Tuesday, July 18, 2006

 

Proposed Ohio Capital Gains Cut is Inequitable, Harms Services, and Costs Jobs

The House Ways and Means Committee is considering the provisions of House Bill 626, which proposes a new set of income tax cuts to the rates on capital gains. When Policy Matters Ohio and The Center for Community Solutions saw this proposal, we both immediately turned to the Institute on Taxation and Economic Policy (ITEP) to provide an analysis. ITEP is a non-profit, non-partisan research and education organization that works on government taxation and budget policy issues

Over the last several years we have reviewed and evaluated the various tax policy proposals using recognized principles for sound tax policy. The principles require tax proposals allow for sufficient resources to fund government services demanded by Ohioans in a fair, simple, and economically neutral fashion. The system should also be competitive with peer states.

With respect to tax equity, ITEP found that three quarters of the proposed tax cuts in the first three years would go to the wealthiest one percent of Ohioans.

The proposal would be a job loser, rather than simulate Ohio’s economy. According to ITEP’s analysis, the plan would likely cost the state thousands of jobs because a large share of the tax cuts would be diverted out of state, including almost a fifth that would be sent directly to the federal government in higher federal income taxes.

The proposal also has implications for the state budget and the services it supports. Remember, through the state budget we educate our children, protect our citizens through the corrections system, and provide physical and mental health services to our most vulnerable friends and neighbors. For instance, the state’s Medicaid system insures the healthy births of one in every three children born in Ohio.

This proposal seemed to emanate from the apparent healthy conclusion of the last fiscal year. FY 2006 ended with an surplus of revenues based on year over year tax growth of 2.5% and under spending in a number of state programs.

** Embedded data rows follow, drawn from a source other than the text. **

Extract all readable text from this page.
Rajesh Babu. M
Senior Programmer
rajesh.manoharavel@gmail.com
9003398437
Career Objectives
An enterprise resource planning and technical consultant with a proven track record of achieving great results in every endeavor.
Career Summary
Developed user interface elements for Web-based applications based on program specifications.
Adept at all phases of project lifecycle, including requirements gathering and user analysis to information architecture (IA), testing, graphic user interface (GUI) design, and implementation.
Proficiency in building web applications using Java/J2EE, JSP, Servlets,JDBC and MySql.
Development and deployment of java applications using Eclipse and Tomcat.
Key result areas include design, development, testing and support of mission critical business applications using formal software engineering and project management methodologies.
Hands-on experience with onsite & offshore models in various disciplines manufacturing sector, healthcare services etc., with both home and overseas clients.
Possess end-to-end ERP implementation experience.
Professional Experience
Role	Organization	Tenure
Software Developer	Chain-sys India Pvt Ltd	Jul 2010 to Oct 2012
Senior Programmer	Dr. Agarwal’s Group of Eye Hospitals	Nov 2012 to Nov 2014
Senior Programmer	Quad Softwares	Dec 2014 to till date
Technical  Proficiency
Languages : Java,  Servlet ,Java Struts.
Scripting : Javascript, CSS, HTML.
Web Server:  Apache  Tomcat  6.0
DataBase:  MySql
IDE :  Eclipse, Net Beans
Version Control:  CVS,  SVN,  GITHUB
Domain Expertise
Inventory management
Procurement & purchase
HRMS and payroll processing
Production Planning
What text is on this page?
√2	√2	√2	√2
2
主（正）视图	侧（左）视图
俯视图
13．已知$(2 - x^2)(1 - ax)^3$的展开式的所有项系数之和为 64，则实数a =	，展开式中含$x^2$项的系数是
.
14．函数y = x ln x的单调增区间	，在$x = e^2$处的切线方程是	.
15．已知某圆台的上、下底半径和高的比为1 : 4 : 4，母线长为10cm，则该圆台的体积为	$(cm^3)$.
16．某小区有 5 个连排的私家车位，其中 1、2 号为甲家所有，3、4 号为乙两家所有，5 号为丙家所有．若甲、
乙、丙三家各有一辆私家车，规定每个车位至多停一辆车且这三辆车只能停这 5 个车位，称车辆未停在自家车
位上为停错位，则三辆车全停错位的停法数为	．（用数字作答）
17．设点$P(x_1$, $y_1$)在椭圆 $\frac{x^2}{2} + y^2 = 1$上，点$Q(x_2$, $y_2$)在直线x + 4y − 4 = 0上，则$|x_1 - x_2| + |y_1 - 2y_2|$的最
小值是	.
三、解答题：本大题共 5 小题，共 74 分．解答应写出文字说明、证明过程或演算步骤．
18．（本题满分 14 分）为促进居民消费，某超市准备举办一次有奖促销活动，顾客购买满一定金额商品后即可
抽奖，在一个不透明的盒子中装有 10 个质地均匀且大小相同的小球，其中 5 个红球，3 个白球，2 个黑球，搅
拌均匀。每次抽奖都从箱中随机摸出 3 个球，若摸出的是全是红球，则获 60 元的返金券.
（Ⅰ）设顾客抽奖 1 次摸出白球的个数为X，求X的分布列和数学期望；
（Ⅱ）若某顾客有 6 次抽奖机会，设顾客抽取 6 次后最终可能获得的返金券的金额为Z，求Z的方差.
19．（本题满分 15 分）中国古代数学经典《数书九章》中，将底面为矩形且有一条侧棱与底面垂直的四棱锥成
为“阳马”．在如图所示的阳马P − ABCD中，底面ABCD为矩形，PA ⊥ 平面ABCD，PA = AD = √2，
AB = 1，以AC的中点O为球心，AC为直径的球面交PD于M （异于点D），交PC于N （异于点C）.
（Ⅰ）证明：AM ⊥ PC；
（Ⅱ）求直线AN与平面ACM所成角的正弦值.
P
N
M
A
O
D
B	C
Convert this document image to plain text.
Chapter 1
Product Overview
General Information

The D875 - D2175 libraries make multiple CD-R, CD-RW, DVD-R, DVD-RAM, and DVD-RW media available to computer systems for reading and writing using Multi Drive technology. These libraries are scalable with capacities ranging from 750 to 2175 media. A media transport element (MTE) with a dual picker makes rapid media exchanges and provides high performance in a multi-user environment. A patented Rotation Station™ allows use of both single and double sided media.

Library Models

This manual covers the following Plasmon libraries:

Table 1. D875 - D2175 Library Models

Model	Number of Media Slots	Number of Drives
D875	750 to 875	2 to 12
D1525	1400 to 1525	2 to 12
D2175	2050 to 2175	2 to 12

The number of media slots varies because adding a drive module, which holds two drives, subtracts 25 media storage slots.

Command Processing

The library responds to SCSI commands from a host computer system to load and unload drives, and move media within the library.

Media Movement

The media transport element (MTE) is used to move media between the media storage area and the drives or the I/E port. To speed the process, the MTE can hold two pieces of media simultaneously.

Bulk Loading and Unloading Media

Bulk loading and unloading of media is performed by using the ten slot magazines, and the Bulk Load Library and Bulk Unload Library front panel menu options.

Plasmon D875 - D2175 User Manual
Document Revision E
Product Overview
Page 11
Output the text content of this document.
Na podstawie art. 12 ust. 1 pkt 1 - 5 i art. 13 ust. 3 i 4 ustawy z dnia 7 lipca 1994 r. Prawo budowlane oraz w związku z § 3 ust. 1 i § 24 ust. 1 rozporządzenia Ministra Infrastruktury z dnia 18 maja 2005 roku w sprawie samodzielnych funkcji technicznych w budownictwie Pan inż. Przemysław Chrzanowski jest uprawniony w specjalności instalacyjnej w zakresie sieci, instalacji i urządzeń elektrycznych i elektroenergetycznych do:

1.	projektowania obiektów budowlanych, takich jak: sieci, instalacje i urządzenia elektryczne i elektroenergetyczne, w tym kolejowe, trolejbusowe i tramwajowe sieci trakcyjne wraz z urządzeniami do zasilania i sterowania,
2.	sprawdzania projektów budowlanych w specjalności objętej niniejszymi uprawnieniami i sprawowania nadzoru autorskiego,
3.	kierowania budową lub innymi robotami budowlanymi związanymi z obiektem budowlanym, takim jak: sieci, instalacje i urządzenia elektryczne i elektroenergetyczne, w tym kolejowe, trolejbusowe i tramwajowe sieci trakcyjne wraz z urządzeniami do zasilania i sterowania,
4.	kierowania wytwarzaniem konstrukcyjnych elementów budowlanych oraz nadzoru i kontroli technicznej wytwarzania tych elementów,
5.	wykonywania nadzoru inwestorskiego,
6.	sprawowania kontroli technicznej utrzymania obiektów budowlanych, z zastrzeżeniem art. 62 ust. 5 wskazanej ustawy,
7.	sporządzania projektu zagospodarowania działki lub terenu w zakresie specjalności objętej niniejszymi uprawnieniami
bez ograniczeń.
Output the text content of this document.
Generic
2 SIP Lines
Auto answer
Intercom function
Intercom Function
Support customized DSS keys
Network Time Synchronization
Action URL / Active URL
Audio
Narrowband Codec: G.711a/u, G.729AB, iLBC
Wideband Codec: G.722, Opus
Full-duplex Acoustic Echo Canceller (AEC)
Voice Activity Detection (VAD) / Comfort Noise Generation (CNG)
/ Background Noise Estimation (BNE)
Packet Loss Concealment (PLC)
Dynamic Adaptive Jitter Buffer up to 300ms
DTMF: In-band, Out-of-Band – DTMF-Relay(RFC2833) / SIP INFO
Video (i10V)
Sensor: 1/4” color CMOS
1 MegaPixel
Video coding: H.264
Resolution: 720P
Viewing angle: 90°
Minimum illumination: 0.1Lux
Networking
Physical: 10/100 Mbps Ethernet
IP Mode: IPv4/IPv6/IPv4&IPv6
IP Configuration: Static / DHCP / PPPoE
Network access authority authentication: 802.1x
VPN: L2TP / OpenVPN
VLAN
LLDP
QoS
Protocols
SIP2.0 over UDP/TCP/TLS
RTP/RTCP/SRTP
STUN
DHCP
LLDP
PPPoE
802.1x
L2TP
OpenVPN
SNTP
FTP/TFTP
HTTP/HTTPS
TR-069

Given the financial difficulties of the last several years, this is indeed good news. However, the status of the state budget isn’t sound enough to justify an additional half a billion in tax cuts for those most able to pay.

Here is a brief list of budget drivers and tax changes that will be cause for concern next spring when the FY08-FY09 budget is written.

By historical standards 2.5% growth is quite modest. For instance, between FY1990 and FY2005, the average annual growth of GRF tax sources was 5%. Further, most economists see output and income growth moderating over the intermediate term.

Second, the tax reform plan passed in HB 66 was front loaded with revenue increases, but in the next budget the impact of the 21% personal income tax cut begins to take hold and the state will have fewer and fewer resources due to the plan. The increased reliance on sales and excise taxes to support the GRF means slower growth year to year.

Third, most of the savings on the spending side of the ledger was one time in nature. Specifically, reduced Medicaid spending was the result of cuts and one-time reforms implemented in FY2006. We would expect the program to return to growth levels closer to historical standards in the next biennium.

Fourth, there will be continued spending demands in the next state budget. For instance, corrections spending was $37 million under budget. At the same time the under spending was reported, the administration identified a need for additional 1,400 beds due to overcrowding.

K-12 education spending came in $121.5 million under budget, even though the financial system is still unconstitutional according the Ohio Supreme Court.

These are just a few examples of the forces that will conspire to make the next state budget process a difficult one. Consequently, cutting an additional half billion dollars in income taxes primarily for the top one percent of Ohio’s most well off over the next three years seems imprudent at this time.